Wednesday, December 13, 2006

Saudi Arabia's Blackmail

While the so-called 'breaking' news story that was published in the New York Times on Wednesday about the fact that Saudi Arabia is considering funding Sunni insurgents in Iraq came as a bit of a surprise to those who haven't been paying attention the past couple of weeks, the ISG had actually reached that conclusion in its report.

I was wondering what that meeting between Dick Cheney and SA's king might have been like considering that one would think Cheney could have just threatened to expose those 28 redacted pages from the 9/11 Commission Report that dealt with the Saudis or that he might have told them that he'd tell the truth about why Saudi nationals were immediately flown out of the US following 9/11 despite the imposed flying restrictions. Then again, to do so might actually reveal information about the Bush regime that they would prefer to keep secret for time immemorial so he probably didn't have much of a bargaining chip.

Instead, the Saudis appear to be in charge of any possible timetable the Bush administration might consider:

Until now Saudi officials have promised their counterparts in the United States that they would refrain from aiding Iraq’s Sunni insurgency. But that pledge holds only as long as the United States remains in Iraq.

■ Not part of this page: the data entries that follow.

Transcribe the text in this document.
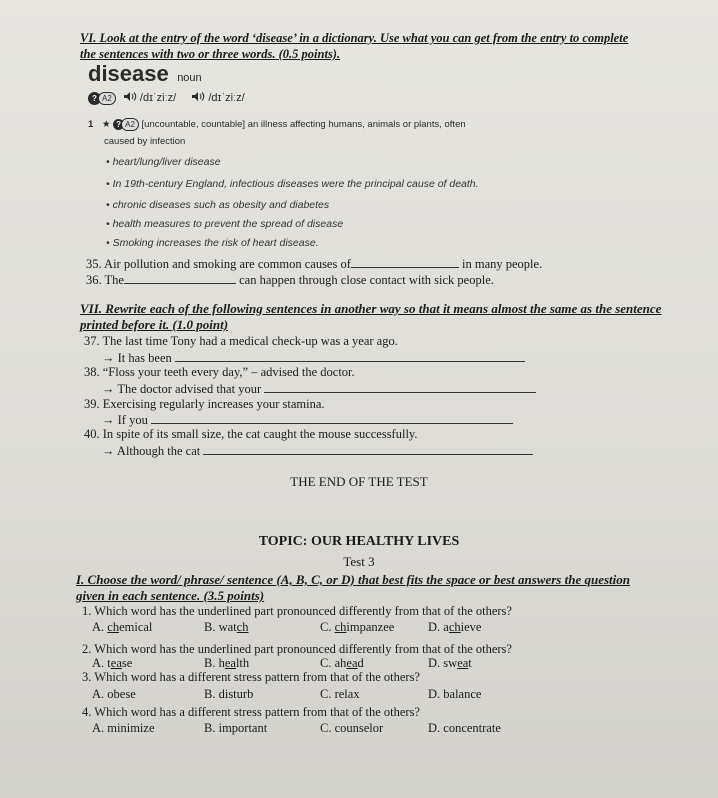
VI. Look at the entry of the word ‘disease’ in a dictionary. Use what you can get from the entry to complete
the sentences with two or three words. (0.5 points).
disease noun
? A2	/dɪˈziːz/	/dɪˈziːz/
1 ★ ? A2 [uncountable, countable] an illness affecting humans, animals or plants, often
caused by infection
• heart/lung/liver disease
• In 19th-century England, infectious diseases were the principal cause of death.
• chronic diseases such as obesity and diabetes
• health measures to prevent the spread of disease
• Smoking increases the risk of heart disease.
35. Air pollution and smoking are common causes of	in many people.
36. The	can happen through close contact with sick people.
VII. Rewrite each of the following sentences in another way so that it means almost the same as the sentence
printed before it. (1.0 point)
37. The last time Tony had a medical check-up was a year ago.
→ It has been
38. “Floss your teeth every day,” – advised the doctor.
→ The doctor advised that your
39. Exercising regularly increases your stamina.
→ If you
40. In spite of its small size, the cat caught the mouse successfully.
→ Although the cat
THE END OF THE TEST
TOPIC: OUR HEALTHY LIVES
Test 3
I. Choose the word/ phrase/ sentence (A, B, C, or D) that best fits the space or best answers the question
given in each sentence. (3.5 points)
1. Which word has the underlined part pronounced differently from that of the others?
2. Which word has the underlined part pronounced differently from that of the others?
3. Which word has a different stress pattern from that of the others?
4. Which word has a different stress pattern from that of the others?
A. chemical	B. watch	C. chimpanzee	D. achieve
A. tease	B. health	C. ahead	D. sweat
A. obese	B. disturb	C. relax	D. balance
A. minimize	B. important	C. counselor	D. concentrate
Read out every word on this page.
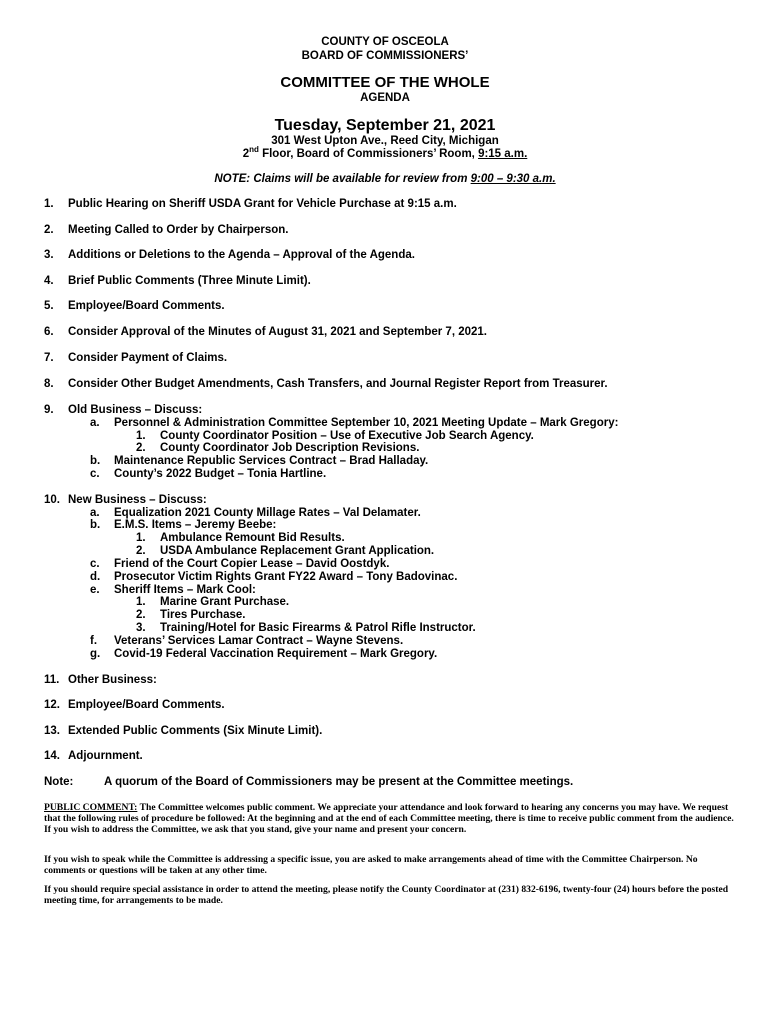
COUNTY OF OSCEOLA
BOARD OF COMMISSIONERS’
COMMITTEE OF THE WHOLE
AGENDA
Tuesday, September 21, 2021
301 West Upton Ave., Reed City, Michigan
2nd Floor, Board of Commissioners’ Room, 9:15 a.m.
NOTE: Claims will be available for review from 9:00 – 9:30 a.m.
1. Public Hearing on Sheriff USDA Grant for Vehicle Purchase at 9:15 a.m.
2. Meeting Called to Order by Chairperson.
3. Additions or Deletions to the Agenda – Approval of the Agenda.
4. Brief Public Comments (Three Minute Limit).
5. Employee/Board Comments.
6. Consider Approval of the Minutes of August 31, 2021 and September 7, 2021.
7. Consider Payment of Claims.
8. Consider Other Budget Amendments, Cash Transfers, and Journal Register Report from Treasurer.
9. Old Business – Discuss:
a. Personnel & Administration Committee September 10, 2021 Meeting Update – Mark Gregory:
1. County Coordinator Position – Use of Executive Job Search Agency.
2. County Coordinator Job Description Revisions.
b. Maintenance Republic Services Contract – Brad Halladay.
c. County’s 2022 Budget – Tonia Hartline.
10. New Business – Discuss:
a. Equalization 2021 County Millage Rates – Val Delamater.
b. E.M.S. Items – Jeremy Beebe:
1. Ambulance Remount Bid Results.
2. USDA Ambulance Replacement Grant Application.
c. Friend of the Court Copier Lease – David Oostdyk.
d. Prosecutor Victim Rights Grant FY22 Award – Tony Badovinac.
e. Sheriff Items – Mark Cool:
1. Marine Grant Purchase.
2. Tires Purchase.
3. Training/Hotel for Basic Firearms & Patrol Rifle Instructor.
f. Veterans’ Services Lamar Contract – Wayne Stevens.
g. Covid-19 Federal Vaccination Requirement – Mark Gregory.
11. Other Business:
12. Employee/Board Comments.
13. Extended Public Comments (Six Minute Limit).
14. Adjournment.
Note:	A quorum of the Board of Commissioners may be present at the Committee meetings.
PUBLIC COMMENT: The Committee welcomes public comment. We appreciate your attendance and look forward to hearing any concerns you may have. We request that the following rules of procedure be followed: At the beginning and at the end of each Committee meeting, there is time to receive public comment from the audience. If you wish to address the Committee, we ask that you stand, give your name and present your concern.
If you wish to speak while the Committee is addressing a specific issue, you are asked to make arrangements ahead of time with the Committee Chairperson. No comments or questions will be taken at any other time.
If you should require special assistance in order to attend the meeting, please notify the County Coordinator at (231) 832-6196, twenty-four (24) hours before the posted meeting time, for arrangements to be made.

Sounds exactly like blackmail to me.

The Saudi ambassador to the United States, Prince Turki al-Faisal, who told his staff on Monday that he was resigning his post, recently fired Nawaf Obaid, a consultant who wrote an opinion piece in The Washington Post two weeks ago contending that “one of the first consequences” of an American pullout of Iraq would “be massive Saudi intervention to stop Iranian-backed Shiite militias from butchering Iraqi Sunnis.”

Mr. Obaid also suggested that Saudi Arabia could cut world oil prices in half by raising its production, a move that he said “would be devastating to Iran, which is facing economic difficulties even with today’s high oil prices.” The Saudi government disavowed Mr. Obaid’s column, and Prince Turki canceled his contract.

But Arab diplomats said Tuesday that Mr. Obaid’s column reflected the view of the Saudi government, which has made clear its opposition to an American pullout from Iraq.

He who owns the oil rules the world. Just look at the Bush administration. Oilmongers from way back who must be damn pissed off that Bush's best friend, King Abdullah, is now threatening a very public family feud of massive proportions (or that it has finally come out in the open, at least). It looks like Bush's only choice will be to keep American troops in Iraq throughout the rest of his term if he needs to appease the Saudis. Whose best interests does Bush have at heart again? The soldiers, as he claims, or his oil buddies?